Ce n'est toutefois pas cet effet spécial qui le rend intéressant pour la recherche médicale, mais une enzyme présente dans ce champignon, que des chercheurs de l'ETH dirigés par le microbiologiste Markus Künzler ont récemment découverte.

Cette enzyme, appelée OphA, est un élément central d'une voie métabolique de défense contre les parasites de l'oleille sombre. "Les champignons se défendent contre les prédateurs ou les concurrents avec un cocktail de différents poisons - dont beaucoup sont des protéines ou des peptides", explique Künzler.

L'oleille sombre utilise l'enzyme OphA pour ajouter des groupes méthyle supplémentaires à l'épine dorsale d'un tel peptide. Ce n'est que le peptide ainsi chimiquement modifié et ultérieurement fermé en un anneau, appelé omphalotine A, qui agit comme poison. Le champignon repousse ainsi les parasites tels que les nématodes.

Cha?ne de production difficilement modifiable

Les peptides issus de champignons servent également de substances actives en médecine. L'un des plus connus est la ciclosporine A. Ce peptide est utilisé depuis bient?t 40 ans pour les transplantations d'organes, les maladies auto-immunes et en cancérologie.

Ce peptide est en forme d'anneau et sponsorise sur son épine dorsale le même type de groupes méthyles que l'omphalotine A. La forme circulaire et les groupes méthyle sont ici déterminants pour les propriétés pharmacologiques avantageuses, notamment la disponibilité orale de la ciclosporine A. Cette dernière propriété reste un obstacle majeur pour les médicaments à base de peptides.

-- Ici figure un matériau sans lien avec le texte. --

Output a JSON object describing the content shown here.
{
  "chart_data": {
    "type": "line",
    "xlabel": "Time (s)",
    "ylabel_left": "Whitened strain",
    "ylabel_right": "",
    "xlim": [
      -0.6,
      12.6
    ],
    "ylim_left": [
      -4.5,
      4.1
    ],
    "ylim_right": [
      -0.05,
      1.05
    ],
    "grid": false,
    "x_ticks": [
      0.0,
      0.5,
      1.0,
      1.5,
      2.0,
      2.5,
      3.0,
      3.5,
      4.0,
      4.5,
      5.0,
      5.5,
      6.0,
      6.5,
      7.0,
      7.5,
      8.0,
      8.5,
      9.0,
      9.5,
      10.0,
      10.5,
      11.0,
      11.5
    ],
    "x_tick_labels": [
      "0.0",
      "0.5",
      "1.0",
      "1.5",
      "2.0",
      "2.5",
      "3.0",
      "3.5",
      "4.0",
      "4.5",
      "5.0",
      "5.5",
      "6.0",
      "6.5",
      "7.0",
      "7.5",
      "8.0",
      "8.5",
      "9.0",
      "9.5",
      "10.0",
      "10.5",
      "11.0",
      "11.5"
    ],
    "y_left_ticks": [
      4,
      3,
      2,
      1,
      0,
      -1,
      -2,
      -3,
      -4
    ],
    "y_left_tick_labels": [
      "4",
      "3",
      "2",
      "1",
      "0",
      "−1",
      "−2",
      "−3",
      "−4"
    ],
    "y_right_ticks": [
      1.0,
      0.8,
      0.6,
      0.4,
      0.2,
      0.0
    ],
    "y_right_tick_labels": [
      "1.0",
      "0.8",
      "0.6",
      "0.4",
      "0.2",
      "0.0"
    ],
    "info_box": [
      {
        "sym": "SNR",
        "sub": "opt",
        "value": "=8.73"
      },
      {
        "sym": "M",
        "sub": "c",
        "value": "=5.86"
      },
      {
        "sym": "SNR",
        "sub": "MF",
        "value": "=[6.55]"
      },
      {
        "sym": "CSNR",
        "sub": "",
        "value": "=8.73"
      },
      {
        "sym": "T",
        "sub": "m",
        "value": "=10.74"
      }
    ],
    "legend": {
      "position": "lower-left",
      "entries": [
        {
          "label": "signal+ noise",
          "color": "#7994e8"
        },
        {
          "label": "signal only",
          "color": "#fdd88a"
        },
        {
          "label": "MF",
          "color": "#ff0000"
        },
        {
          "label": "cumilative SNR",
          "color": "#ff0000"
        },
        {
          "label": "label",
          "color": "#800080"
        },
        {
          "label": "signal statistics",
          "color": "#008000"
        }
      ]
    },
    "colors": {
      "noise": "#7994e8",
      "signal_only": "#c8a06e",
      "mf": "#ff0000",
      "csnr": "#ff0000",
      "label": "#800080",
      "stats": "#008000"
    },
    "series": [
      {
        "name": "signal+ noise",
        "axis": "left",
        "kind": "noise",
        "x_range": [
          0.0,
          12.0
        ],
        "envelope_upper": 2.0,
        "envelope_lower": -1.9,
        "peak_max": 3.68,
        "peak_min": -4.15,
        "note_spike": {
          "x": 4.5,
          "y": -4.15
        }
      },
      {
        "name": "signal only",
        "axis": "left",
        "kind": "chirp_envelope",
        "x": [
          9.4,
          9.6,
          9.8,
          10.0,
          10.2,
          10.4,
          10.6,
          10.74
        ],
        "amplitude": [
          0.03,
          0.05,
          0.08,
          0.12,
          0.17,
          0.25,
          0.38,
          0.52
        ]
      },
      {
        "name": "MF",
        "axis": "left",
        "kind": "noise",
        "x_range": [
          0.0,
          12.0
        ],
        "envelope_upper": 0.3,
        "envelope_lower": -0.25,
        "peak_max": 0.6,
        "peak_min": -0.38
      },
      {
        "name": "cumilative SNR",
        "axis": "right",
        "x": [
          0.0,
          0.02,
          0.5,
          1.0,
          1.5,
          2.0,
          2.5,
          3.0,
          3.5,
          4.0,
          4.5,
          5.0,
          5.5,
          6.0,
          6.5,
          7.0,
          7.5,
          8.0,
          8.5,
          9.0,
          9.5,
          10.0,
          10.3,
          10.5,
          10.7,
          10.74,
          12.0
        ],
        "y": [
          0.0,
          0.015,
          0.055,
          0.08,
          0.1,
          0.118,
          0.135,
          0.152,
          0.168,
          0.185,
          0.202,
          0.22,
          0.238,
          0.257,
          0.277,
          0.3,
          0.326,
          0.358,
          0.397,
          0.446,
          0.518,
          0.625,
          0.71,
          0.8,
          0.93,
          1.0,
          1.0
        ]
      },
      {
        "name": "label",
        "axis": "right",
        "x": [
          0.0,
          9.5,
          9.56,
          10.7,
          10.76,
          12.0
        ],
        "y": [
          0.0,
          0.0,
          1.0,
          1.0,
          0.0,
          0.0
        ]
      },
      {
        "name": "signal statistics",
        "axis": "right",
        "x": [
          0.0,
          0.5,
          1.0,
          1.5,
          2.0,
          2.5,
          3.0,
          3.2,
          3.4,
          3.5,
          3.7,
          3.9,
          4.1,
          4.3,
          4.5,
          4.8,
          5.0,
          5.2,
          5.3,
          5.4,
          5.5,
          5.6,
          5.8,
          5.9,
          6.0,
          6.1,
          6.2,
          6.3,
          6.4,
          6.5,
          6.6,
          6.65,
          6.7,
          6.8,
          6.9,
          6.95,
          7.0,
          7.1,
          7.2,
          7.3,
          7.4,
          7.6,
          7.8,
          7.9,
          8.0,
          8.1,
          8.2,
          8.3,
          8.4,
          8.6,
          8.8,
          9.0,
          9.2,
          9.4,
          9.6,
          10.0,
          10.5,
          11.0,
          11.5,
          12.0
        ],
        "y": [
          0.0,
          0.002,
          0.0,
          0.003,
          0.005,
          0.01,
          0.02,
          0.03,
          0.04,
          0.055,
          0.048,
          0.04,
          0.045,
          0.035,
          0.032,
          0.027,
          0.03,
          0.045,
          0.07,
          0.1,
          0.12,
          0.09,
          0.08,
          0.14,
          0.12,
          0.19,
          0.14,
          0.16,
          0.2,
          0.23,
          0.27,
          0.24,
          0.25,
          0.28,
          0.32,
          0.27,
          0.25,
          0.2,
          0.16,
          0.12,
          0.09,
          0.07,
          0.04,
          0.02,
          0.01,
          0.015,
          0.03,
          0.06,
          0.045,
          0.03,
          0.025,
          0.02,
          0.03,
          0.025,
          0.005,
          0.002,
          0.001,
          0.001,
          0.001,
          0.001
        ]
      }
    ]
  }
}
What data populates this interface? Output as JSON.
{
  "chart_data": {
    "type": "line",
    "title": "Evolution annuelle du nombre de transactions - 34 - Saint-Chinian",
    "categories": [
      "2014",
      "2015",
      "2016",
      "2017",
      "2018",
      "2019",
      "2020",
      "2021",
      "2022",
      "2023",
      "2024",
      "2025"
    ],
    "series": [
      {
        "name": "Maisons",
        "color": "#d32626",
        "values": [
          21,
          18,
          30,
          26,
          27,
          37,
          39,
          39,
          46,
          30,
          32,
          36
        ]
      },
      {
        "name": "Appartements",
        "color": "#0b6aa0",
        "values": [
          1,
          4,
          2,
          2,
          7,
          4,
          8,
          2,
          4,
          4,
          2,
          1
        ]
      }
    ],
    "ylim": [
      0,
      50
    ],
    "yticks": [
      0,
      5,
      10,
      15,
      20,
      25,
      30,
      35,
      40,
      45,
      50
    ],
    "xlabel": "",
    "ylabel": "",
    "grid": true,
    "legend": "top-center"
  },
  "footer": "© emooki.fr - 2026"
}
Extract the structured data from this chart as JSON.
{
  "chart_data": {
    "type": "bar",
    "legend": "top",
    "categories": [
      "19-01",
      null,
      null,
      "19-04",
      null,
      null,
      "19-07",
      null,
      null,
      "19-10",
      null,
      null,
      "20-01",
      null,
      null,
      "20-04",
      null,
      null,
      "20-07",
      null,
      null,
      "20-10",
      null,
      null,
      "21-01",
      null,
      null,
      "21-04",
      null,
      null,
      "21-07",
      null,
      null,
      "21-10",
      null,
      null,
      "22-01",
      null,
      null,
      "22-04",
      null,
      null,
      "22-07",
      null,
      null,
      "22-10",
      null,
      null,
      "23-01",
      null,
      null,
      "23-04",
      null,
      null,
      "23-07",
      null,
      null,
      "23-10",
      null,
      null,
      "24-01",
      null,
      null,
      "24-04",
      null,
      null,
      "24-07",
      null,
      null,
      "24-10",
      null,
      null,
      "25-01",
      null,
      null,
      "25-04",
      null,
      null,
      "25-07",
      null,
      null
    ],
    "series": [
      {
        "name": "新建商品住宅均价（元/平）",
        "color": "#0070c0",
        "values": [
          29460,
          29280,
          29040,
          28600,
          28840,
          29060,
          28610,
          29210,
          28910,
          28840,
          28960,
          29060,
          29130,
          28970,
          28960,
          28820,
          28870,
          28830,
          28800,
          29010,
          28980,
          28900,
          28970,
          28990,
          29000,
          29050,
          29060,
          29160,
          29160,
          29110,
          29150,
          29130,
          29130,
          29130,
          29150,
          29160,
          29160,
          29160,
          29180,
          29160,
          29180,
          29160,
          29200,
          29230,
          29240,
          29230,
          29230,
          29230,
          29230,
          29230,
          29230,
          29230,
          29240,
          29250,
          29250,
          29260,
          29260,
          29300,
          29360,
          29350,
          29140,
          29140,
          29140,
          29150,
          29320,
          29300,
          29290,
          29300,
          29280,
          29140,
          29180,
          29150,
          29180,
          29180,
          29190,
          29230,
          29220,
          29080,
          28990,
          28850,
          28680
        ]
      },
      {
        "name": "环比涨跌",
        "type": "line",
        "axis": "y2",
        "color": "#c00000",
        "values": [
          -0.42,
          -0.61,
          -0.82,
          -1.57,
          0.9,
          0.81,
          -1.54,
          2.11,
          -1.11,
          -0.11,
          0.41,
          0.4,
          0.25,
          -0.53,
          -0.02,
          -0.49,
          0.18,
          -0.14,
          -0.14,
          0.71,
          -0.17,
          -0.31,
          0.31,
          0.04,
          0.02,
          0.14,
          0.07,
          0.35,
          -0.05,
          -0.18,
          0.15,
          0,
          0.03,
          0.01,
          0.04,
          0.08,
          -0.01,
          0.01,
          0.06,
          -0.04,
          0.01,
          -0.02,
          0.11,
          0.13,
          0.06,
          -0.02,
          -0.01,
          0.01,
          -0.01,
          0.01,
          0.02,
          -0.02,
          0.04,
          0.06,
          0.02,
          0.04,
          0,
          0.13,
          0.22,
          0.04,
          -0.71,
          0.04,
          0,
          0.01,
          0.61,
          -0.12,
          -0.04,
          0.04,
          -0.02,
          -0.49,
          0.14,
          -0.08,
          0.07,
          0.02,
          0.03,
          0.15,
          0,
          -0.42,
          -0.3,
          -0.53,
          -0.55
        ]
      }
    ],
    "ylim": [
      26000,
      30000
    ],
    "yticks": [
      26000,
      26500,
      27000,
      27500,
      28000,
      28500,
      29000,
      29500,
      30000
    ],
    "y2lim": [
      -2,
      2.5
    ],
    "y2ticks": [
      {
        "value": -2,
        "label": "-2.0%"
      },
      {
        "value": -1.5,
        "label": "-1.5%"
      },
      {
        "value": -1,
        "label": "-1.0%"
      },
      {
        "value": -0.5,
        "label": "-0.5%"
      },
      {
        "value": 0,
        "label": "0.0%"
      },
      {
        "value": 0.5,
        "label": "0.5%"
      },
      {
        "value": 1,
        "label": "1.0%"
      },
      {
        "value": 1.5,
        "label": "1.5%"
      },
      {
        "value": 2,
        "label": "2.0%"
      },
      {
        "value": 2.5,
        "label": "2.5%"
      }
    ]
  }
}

Contrairement à l'omphalotine A, dont l'épine dorsale, comme celle de la plupart des protéines et peptides d'une cellule, est fabriquée par le ribosome, la cyclosporine A est assemblée à partir des acides aminés correspondants par une énorme enzyme spécialement con?ue à cet effet. Cette enzyme fonctionne un peu comme une cha?ne de production dans l'industrie automobile. "Toutefois, cette cha?ne de fabrication ne peut guère être modifiée par la biotechnologie pour produire des variantes de la ciclosporine A avec elle", explique Künzler.

OphA ne fait pas la fine bouche

L'enzyme OphA (serpents verts et bleus) équipe le peptide précurseur de l'omphalotine A (suite de lettres) de groupes méthyles. ? ce stade, l'enzyme et le substrat sont fermement liés. (Graphique : Niels van der Velden et Mike Freeman / ETH Zurich).
L'enzyme OphA (serpents verts et bleus) équipe le peptide précurseur de l'omphalotine A (suite de lettres) de groupes méthyles. ? ce stade, l'enzyme et le substrat sont fermement liés. (Graphique : Niels van der Velden et Mike Freeman / ETH Zurich).

Gr?ce à l'enzyme OphA, il pourrait être possible de produire non seulement des variantes de l'omphalotine A, mais aussi d'autres peptides circulaires d'un type nouveau qui, gr?ce aux groupes méthyle introduits, possèdent des propriétés pharmacologiques aussi favorables que la ciclosporine A.

La base de ce constat est le fait que les peptides traités par OphA sont produits par des ribosomes et peuvent être facilement modifiés via une modification des gènes correspondants. De plus, l'OphA ne semble pas être sélective dans le choix des peptides qu'elle peut modifier chimiquement. L'enzyme est manifestement capable d'ajouter des groupes méthyle à une large gamme de peptides différents.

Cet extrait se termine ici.